The Department of Interior and Local Government is set to launch a new campaign using what it described as a “whole-of-nation” approach against the trafficking of illegal substances to bring to justice the people behind the drug menace.
“We must harness the support of the grassroots, the schools, the community, the church, everyone. And that’s what we intend to do in our fight against illegal drugs,” said Interior Secretary Benjamin Abalos Jr.
Abalos did not divulge the details of the campaign, but underscored that to control the spread of illegal drugs, a collective government effort must be applied to identify and cut the roots of the problem such as poverty, criminality, and other social ills.
The announcement came a few days after President Ferdinand Marcos Jr. said his administration will “refocus” the war on drugs to include the treatment and rehabilitation of drug users.

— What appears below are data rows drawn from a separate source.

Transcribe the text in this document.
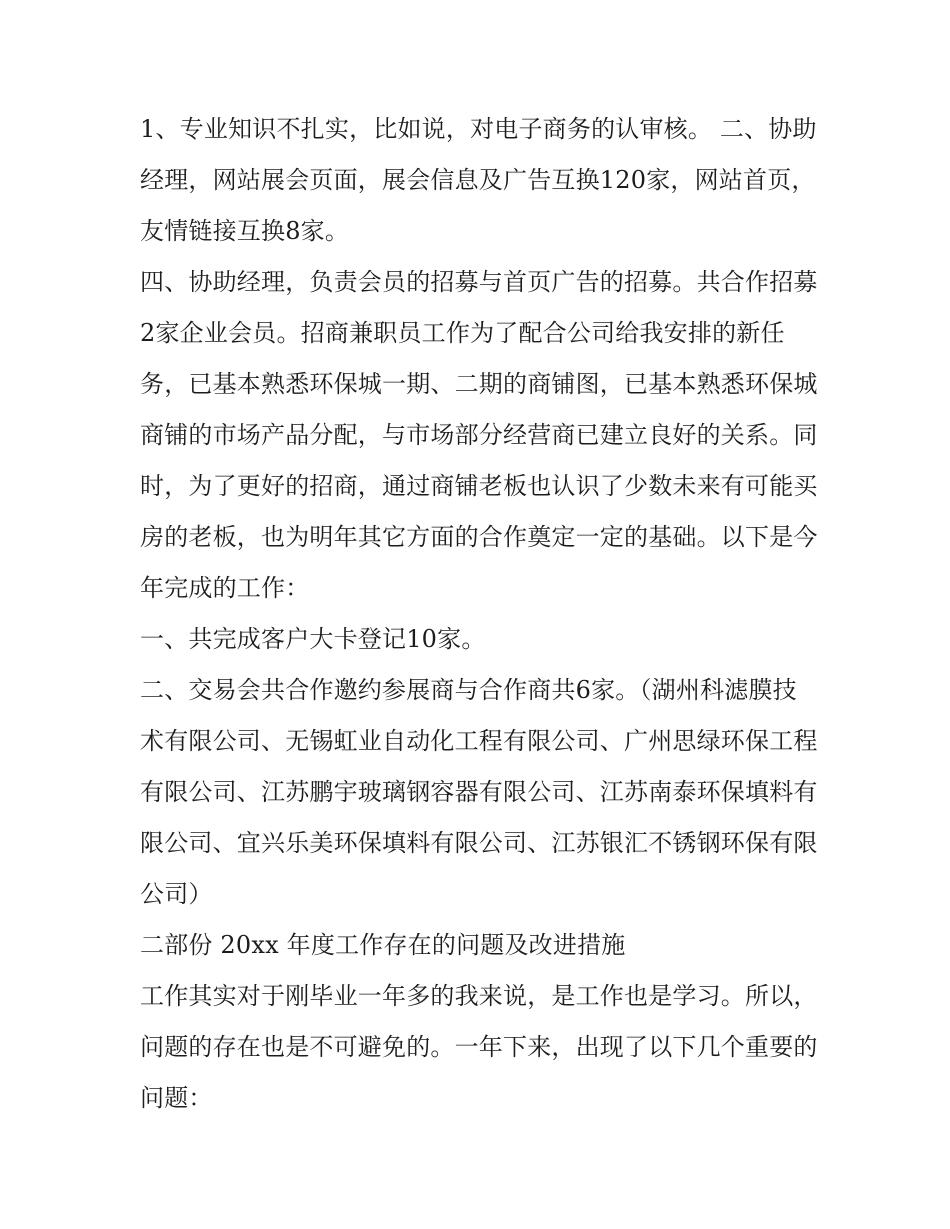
1、专业知识不扎实，比如说，对电子商务的认审核。 二、协助经理，网站展会页面，展会信息及广告互换120家，网站首页，友情链接互换8家。

四、协助经理，负责会员的招募与首页广告的招募。共合作招募2家企业会员。招商兼职员工作为了配合公司给我安排的新任务，已基本熟悉环保城一期、二期的商铺图，已基本熟悉环保城商铺的市场产品分配，与市场部分经营商已建立良好的关系。同时，为了更好的招商，通过商铺老板也认识了少数未来有可能买房的老板，也为明年其它方面的合作奠定一定的基础。以下是今年完成的工作：

一、共完成客户大卡登记10家。

二、交易会共合作邀约参展商与合作商共6家。（湖州科滤膜技术有限公司、无锡虹业自动化工程有限公司、广州思绿环保工程有限公司、江苏鹏宇玻璃钢容器有限公司、江苏南泰环保填料有限公司、宜兴乐美环保填料有限公司、江苏银汇不锈钢环保有限公司）

二部份 20xx 年度工作存在的问题及改进措施

工作其实对于刚毕业一年多的我来说，是工作也是学习。所以，问题的存在也是不可避免的。一年下来，出现了以下几个重要的问题：
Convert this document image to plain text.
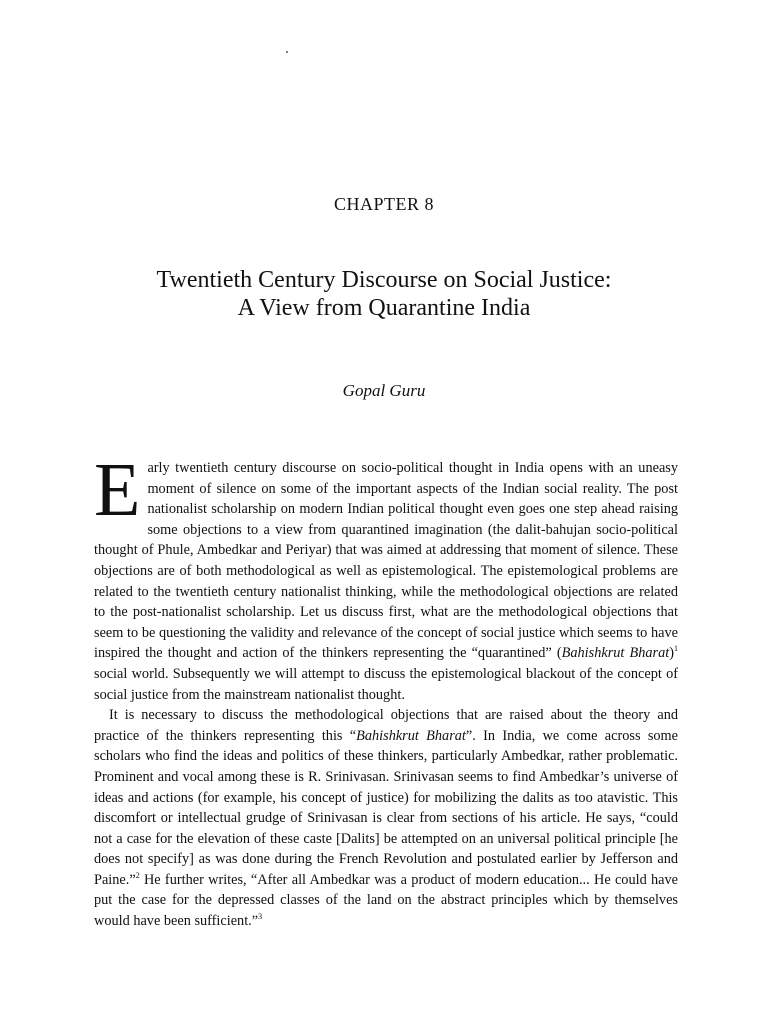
CHAPTER 8
Twentieth Century Discourse on Social Justice:
A View from Quarantine India
Gopal Guru

Early twentieth century discourse on socio-political thought in India opens with an uneasy moment of silence on some of the important aspects of the Indian social reality. The post nationalist scholarship on modern Indian political thought even goes one step ahead raising some objections to a view from quarantined imagination (the dalit-bahujan socio-political thought of Phule, Ambedkar and Periyar) that was aimed at addressing that moment of silence. These objections are of both methodological as well as epistemological. The epistemological problems are related to the twentieth century nationalist thinking, while the methodological objections are related to the post-nationalist scholarship. Let us discuss first, what are the methodological objections that seem to be questioning the validity and relevance of the concept of social justice which seems to have inspired the thought and action of the thinkers representing the “quarantined” (Bahishkrut Bharat)$^1$ social world. Subsequently we will attempt to discuss the epistemological blackout of the concept of social justice from the mainstream nationalist thought.

It is necessary to discuss the methodological objections that are raised about the theory and practice of the thinkers representing this “Bahishkrut Bharat”. In India, we come across some scholars who find the ideas and politics of these thinkers, particularly Ambedkar, rather problematic. Prominent and vocal among these is R. Srinivasan. Srinivasan seems to find Ambedkar’s universe of ideas and actions (for example, his concept of justice) for mobilizing the dalits as too atavistic. This discomfort or intellectual grudge of Srinivasan is clear from sections of his article. He says, “could not a case for the elevation of these caste [Dalits] be attempted on an universal political principle [he does not specify] as was done during the French Revolution and postulated earlier by Jefferson and Paine.”$^2$ He further writes, “After all Ambedkar was a product of modern education... He could have put the case for the depressed classes of the land on the abstract principles which by themselves would have been sufficient.”$^3$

“The war on drugs will continue but we have to do it in a different way,” the President said in a television interview on Tuesday. “Even as we speak, there is a working group putting together (the revisions) we are trying to formulate how, what is the latest and what’s the best way for the rehabilitation.”

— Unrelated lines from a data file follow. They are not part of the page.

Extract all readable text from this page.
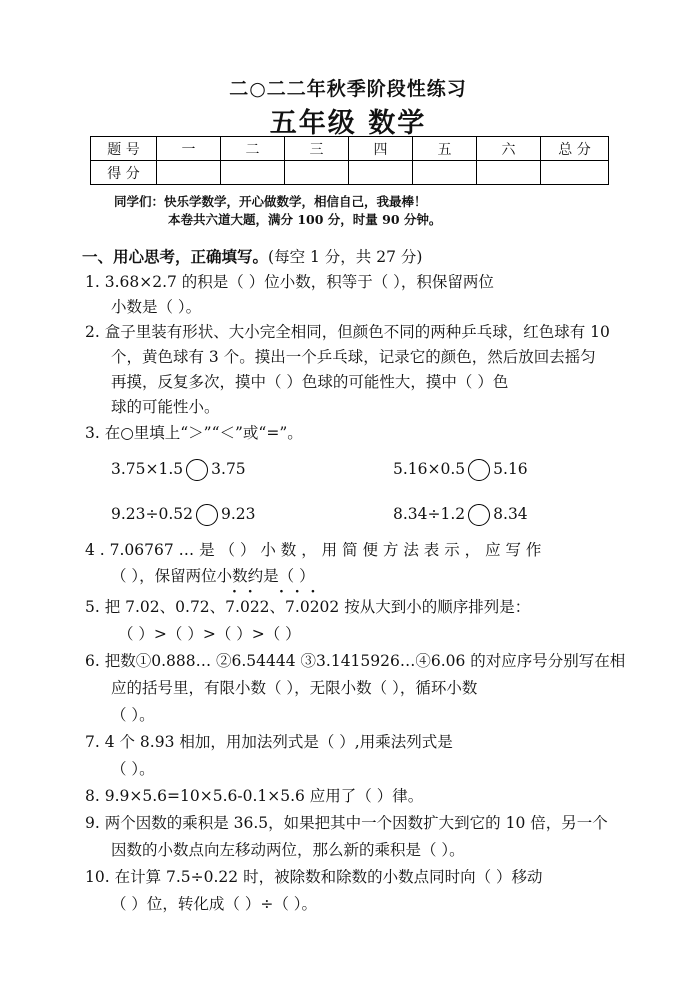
二○二二年秋季阶段性练习
五年级 数学
题 号	一	二	三	四	五	六	总 分
得 分							
同学们：快乐学数学，开心做数学，相信自己，我最棒！
本卷共六道大题，满分 100 分，时量 90 分钟。
一、用心思考，正确填写。(每空 1 分，共 27 分)
1. 3.68×2.7 的积是（ ）位小数，积等于（ ），积保留两位
小数是（ ）。
2. 盒子里装有形状、大小完全相同，但颜色不同的两种乒乓球，红色球有 10
个，黄色球有 3 个。摸出一个乒乓球，记录它的颜色，然后放回去摇匀
再摸，反复多次，摸中（ ）色球的可能性大，摸中（ ）色
球的可能性小。
3. 在○里填上“＞”“＜”或“=”。
3.75×1.5 3.75	5.16×0.5 5.16
9.23÷0.52 9.23	8.34÷1.2 8.34
4 . 7.06767 … 是 （ ） 小 数 ， 用 简 便 方 法 表 示 ， 应 写 作
（ ），保留两位小数约是（ ）
· · · · ·
5. 把 7.02、0.72、7.022、7.0202 按从大到小的顺序排列是：
（ ）>（ ）>（ ）>（ ）
6. 把数①0.888… ②6.54444 ③3.1415926…④6.06 的对应序号分别写在相
应的括号里，有限小数（ ），无限小数（ ），循环小数
（ ）。
7. 4 个 8.93 相加，用加法列式是（ ）,用乘法列式是
（ ）。
8. 9.9×5.6=10×5.6-0.1×5.6 应用了（ ）律。
9. 两个因数的乘积是 36.5，如果把其中一个因数扩大到它的 10 倍，另一个
因数的小数点向左移动两位，那么新的乘积是（ ）。
10. 在计算 7.5÷0.22 时，被除数和除数的小数点同时向（ ）移动
（ ）位，转化成（ ）÷（ ）。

Mr. Marcos said the working group is looking for “the upstream of the problem, the prevention.”
In July, the DILG chief put a spotlight on the effective mechanisms in addressing the issues of illegal drugs, adding that the role of witnesses in assisting cases should be given more importance.
Abalos mentioned that for most cases, investigations are deterred, as there are no witnesses to backstop the cases.
The former Mandaluyong City mayor said that for every illegal drug stash confiscated, there should be at least threewitnesses: representatives from the media, the Department of Justice, and barangay officials.
The Interior chief committed to sustaining the gains of the government’s anti-illegal drug campaign, filling the gaps to improve policies in other major programs of his agency, and “bring people power against social ills.”
Earlier, Mr. Marcos said the anti-drug working group is looking for “the upstream of the problem, the prevention.”
“These are all being formulated. And then even on the enforcement side, I’d like to formulate that one,” the President said, noting the drug war was not mentioned in his first State of the Nation Address as “it is an internal matter.”
Mr. Marcos earlier directed Philippine National Police Chief Gen. Rodolfo Azurin Jr. to come up with policies that would ensure the anti-narcotics campaign is compliant with the law.
Azurin ordered an audit of the drug situation in the country, focusing on areas where prominent drug personalities were killed.
He also sought a partnership between the PNP and other government agencies to ensure that the drug supply chain in the country would be “reduced, if not cut totally.”